自分の幸せを守りながら仕事で成功する「他者志向タイプ」のギバーを目指すには?
24カ国語以上で翻訳された大ベストセラー『GIVE & TAKE 「与える人」こそ成功する時代』(三笠書房)を監訳した楠木建さんに、ギブ・アンド・テイクにまつわるお話を伺いました。今回は、自分の幸せを守りながらギブする「他者志向タイプ」のギバーについて。 【画像】「テイカー」「ギバー」「マッチャー」を知ってコミュニケーションを円滑に
燃え尽きにくい「他者志向タイプ」のギバーとは?
──これまでのお話を伺っていると理想的な在り方に思えるギバーですが、最も成功する人と、最も成功しない人の両方がギバーであるという二極化の事実は衝撃的でした。 楠木さん ギバーには「自己犠牲タイプ」と「他者志向タイプ」の2種類があります。そもそもギバーは自分の利益より他人の利益を優先する傾向があるので、つい自分自身の幸せを犠牲にして人を助け、燃え尽きる危険をみずから高めてしまうリスクがあります。
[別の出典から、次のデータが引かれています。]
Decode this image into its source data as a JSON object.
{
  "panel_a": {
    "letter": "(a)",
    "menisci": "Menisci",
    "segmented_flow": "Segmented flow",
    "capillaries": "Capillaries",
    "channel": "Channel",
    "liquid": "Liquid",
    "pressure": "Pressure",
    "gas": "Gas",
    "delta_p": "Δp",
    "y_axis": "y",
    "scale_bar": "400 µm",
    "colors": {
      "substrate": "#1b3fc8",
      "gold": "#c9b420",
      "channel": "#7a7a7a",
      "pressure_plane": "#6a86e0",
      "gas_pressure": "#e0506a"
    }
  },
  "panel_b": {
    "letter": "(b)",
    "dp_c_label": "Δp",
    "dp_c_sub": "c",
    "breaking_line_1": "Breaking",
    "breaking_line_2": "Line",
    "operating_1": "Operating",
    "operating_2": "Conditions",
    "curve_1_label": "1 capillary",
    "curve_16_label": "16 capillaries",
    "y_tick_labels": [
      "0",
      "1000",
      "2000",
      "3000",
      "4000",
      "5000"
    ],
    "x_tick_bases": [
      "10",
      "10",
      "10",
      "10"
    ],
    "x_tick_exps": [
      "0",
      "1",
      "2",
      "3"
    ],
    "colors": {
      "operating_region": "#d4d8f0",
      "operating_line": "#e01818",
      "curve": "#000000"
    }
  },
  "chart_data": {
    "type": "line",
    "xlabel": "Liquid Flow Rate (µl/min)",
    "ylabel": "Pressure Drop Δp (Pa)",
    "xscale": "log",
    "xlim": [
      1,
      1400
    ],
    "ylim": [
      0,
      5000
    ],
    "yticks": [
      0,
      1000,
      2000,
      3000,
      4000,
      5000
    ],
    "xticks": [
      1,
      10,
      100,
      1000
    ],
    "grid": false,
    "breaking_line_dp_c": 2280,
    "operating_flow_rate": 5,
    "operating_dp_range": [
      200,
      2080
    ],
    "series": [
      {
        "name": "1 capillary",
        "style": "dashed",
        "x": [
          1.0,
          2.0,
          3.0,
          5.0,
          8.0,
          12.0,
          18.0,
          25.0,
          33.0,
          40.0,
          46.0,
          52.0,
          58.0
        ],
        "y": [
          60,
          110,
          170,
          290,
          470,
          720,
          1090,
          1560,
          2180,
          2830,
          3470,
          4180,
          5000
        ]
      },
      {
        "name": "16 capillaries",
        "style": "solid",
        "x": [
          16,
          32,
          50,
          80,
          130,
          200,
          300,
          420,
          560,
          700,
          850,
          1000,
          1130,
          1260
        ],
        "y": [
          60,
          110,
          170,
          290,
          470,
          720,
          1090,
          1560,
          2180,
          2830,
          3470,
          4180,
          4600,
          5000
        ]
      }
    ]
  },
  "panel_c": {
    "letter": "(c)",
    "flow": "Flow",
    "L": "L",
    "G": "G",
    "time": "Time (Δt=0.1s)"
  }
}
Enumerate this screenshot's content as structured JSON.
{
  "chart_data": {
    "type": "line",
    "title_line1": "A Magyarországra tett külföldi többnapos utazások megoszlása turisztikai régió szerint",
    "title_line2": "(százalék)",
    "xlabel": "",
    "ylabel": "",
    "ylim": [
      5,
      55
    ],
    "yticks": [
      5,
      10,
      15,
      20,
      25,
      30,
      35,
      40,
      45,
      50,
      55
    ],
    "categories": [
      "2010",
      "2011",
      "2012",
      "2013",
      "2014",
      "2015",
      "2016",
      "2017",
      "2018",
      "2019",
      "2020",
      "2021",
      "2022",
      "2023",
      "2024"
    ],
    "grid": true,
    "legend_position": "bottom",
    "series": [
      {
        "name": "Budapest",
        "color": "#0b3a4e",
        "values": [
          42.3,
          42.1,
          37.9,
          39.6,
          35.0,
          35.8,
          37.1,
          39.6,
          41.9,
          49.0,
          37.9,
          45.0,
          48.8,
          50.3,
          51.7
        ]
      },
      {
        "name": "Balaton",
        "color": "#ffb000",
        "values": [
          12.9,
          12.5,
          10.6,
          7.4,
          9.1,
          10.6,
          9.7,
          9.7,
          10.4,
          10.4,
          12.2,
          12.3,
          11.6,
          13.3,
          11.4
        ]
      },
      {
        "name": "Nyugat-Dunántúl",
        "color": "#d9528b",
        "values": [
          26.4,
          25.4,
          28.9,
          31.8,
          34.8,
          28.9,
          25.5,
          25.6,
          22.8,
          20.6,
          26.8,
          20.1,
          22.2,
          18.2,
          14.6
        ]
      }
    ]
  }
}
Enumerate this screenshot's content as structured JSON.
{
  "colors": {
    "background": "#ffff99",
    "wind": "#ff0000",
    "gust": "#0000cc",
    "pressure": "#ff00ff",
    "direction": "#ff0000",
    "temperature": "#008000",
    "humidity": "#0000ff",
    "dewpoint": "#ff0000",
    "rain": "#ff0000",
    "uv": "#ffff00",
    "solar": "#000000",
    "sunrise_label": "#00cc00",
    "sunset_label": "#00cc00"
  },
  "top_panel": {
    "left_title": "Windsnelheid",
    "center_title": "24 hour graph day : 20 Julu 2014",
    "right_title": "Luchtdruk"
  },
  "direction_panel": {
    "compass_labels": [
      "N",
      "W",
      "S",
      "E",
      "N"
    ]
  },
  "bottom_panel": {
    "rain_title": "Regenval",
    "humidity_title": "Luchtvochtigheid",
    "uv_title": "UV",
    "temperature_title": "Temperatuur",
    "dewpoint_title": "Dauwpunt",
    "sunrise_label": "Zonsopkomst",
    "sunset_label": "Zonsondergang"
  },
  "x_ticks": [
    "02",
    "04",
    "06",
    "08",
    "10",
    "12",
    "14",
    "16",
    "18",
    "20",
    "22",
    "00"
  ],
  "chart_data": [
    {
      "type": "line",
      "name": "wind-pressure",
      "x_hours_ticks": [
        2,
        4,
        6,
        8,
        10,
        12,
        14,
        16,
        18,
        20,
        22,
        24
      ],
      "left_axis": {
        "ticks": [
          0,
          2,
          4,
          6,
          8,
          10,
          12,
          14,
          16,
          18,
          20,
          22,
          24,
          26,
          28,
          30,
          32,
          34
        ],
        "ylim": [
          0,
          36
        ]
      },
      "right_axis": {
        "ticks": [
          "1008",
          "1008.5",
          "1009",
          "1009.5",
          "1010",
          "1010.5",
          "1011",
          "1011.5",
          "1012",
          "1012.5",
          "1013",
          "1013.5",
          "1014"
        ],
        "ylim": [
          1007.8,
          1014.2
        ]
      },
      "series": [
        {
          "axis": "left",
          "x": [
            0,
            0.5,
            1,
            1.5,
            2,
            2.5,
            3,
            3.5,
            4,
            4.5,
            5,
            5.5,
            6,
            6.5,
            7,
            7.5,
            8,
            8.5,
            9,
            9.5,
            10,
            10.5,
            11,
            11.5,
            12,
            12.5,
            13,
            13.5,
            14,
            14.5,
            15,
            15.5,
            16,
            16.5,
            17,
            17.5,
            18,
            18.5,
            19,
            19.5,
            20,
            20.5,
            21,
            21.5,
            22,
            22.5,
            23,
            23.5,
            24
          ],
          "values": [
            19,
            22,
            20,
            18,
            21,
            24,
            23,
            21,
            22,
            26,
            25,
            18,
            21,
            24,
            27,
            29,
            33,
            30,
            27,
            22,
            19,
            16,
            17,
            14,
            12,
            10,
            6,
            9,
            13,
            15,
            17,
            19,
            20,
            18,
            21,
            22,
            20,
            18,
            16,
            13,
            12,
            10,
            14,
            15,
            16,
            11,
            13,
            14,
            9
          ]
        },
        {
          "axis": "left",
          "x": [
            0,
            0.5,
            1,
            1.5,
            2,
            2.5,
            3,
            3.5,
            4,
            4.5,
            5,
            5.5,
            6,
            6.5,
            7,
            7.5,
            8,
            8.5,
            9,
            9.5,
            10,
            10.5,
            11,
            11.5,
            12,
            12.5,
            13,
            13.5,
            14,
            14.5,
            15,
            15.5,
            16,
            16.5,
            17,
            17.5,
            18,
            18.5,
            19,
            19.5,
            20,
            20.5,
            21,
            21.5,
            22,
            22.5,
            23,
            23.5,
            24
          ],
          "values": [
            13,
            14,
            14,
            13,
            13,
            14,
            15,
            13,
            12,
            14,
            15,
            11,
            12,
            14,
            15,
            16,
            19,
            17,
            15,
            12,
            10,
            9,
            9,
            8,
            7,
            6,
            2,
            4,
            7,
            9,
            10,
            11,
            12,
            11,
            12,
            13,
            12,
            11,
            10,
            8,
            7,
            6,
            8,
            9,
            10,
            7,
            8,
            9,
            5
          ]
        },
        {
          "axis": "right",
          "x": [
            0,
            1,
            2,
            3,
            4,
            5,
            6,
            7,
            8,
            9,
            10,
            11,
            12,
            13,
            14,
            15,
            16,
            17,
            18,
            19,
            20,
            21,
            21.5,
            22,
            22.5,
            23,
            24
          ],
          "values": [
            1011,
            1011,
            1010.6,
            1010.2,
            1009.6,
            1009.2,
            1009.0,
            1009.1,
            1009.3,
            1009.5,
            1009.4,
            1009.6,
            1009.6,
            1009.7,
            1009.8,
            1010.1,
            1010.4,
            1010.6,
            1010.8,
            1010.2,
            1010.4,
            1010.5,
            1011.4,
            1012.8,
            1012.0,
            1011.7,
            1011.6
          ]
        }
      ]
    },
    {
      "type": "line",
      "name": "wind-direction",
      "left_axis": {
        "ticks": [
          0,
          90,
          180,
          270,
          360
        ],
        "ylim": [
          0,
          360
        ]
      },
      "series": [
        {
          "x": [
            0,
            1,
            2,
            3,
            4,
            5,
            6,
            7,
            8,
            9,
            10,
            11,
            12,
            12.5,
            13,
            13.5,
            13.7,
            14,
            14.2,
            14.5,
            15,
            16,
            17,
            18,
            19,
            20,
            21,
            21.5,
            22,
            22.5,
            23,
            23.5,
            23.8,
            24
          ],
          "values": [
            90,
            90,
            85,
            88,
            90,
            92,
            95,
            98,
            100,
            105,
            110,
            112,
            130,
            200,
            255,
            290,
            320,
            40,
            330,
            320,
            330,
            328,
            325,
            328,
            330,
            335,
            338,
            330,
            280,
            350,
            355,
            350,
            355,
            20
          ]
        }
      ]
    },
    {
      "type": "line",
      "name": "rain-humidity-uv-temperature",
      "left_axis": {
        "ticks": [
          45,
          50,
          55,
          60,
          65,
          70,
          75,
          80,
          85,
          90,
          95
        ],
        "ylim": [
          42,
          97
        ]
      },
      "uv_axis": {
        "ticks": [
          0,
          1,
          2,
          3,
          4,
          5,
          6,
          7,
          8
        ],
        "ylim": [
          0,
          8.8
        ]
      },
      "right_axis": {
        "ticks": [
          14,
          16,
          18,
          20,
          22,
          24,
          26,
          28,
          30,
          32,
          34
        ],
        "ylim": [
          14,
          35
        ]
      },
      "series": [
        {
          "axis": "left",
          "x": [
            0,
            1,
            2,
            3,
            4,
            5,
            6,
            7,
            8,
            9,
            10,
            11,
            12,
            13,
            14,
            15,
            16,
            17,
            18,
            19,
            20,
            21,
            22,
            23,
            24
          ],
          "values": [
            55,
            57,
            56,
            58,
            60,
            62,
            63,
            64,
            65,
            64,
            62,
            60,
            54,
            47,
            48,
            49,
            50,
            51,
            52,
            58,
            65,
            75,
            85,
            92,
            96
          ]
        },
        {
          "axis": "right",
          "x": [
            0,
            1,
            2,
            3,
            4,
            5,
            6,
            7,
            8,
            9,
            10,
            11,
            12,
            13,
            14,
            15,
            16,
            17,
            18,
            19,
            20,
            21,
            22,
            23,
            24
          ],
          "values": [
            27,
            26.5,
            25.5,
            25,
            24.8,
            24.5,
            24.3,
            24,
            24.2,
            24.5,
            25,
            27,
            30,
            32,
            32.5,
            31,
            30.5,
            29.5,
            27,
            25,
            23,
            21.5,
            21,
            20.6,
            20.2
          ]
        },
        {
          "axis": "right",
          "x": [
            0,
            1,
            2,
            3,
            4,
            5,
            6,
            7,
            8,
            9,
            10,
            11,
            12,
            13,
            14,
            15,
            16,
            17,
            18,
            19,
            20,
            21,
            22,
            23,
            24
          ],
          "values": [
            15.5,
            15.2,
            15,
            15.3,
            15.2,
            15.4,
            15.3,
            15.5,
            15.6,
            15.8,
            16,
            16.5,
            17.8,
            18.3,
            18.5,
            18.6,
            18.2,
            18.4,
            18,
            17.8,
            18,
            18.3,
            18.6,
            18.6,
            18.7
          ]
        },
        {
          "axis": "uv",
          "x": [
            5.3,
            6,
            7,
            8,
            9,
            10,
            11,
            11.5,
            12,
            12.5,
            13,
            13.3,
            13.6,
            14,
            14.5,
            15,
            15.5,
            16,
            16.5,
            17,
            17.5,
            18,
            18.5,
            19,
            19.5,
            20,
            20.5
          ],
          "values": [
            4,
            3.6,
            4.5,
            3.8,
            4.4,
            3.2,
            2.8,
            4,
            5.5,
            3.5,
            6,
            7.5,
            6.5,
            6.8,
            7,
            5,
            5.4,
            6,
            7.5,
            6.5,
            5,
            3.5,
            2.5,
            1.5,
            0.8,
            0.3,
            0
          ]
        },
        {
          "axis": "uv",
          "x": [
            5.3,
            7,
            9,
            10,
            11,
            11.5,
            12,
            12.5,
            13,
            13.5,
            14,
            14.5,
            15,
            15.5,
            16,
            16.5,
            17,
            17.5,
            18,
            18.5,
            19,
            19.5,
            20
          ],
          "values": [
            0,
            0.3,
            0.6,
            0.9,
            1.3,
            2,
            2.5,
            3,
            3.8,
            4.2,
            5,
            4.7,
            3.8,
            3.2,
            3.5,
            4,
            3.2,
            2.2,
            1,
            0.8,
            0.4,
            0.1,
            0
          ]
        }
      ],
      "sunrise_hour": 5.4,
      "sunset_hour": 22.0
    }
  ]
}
人は燃え尽きると、仕事のパフォーマンスが損なわれることもわかっています。一方、成功するギバーは、他者志向を持っているのが特徴です。 ⚫︎自己犠牲タイプのギバー ・自分の成功を犠牲にして、相手の利益に時間とエネルギーを割くことを優先した結果、そのツケ(パフォーマンス低下や燃え尽きなど)を払うことになる。 ・相手に求められるまま、そのつどギブする傾向がある。 ・他人に負担や迷惑をかけたがらない。支援を受けることに居心地の悪さを感じる。 ⚫︎他者志向タイプのギバー ・相手の利益のためにギブしながら、自分の利益も見失わない。 ・まとまった時間でギブする方法をとっている。 ・人に助けを求め、やる気や気力の維持に必要なアドバイスや協力を仰ぐ。 ・自分自身の幸せを守ることの大切さを理解している。 ──他者志向とはどういうことでしょう? 楠木さん 例えばチームで仕事をするときに、「特定の誰かのため」ではなく「みんなの幸せのため」に高い成果を出すことを目的に設定するということです。誰しも自分の時間や資源は有限ですから、ただギブするだけでは必然的に消耗してしまいます。 自己犠牲タイプのギバーは相手に求められるまま、そのつど与えるので疲弊しやすい傾向にあります。しかし、他者志向タイプのギバーは、「こんなことがあったらいいな」「こういうことをやってくれる人がいたらいいな」という動機でギブします。ある意味、自分のためにギブしている状態ともいえます。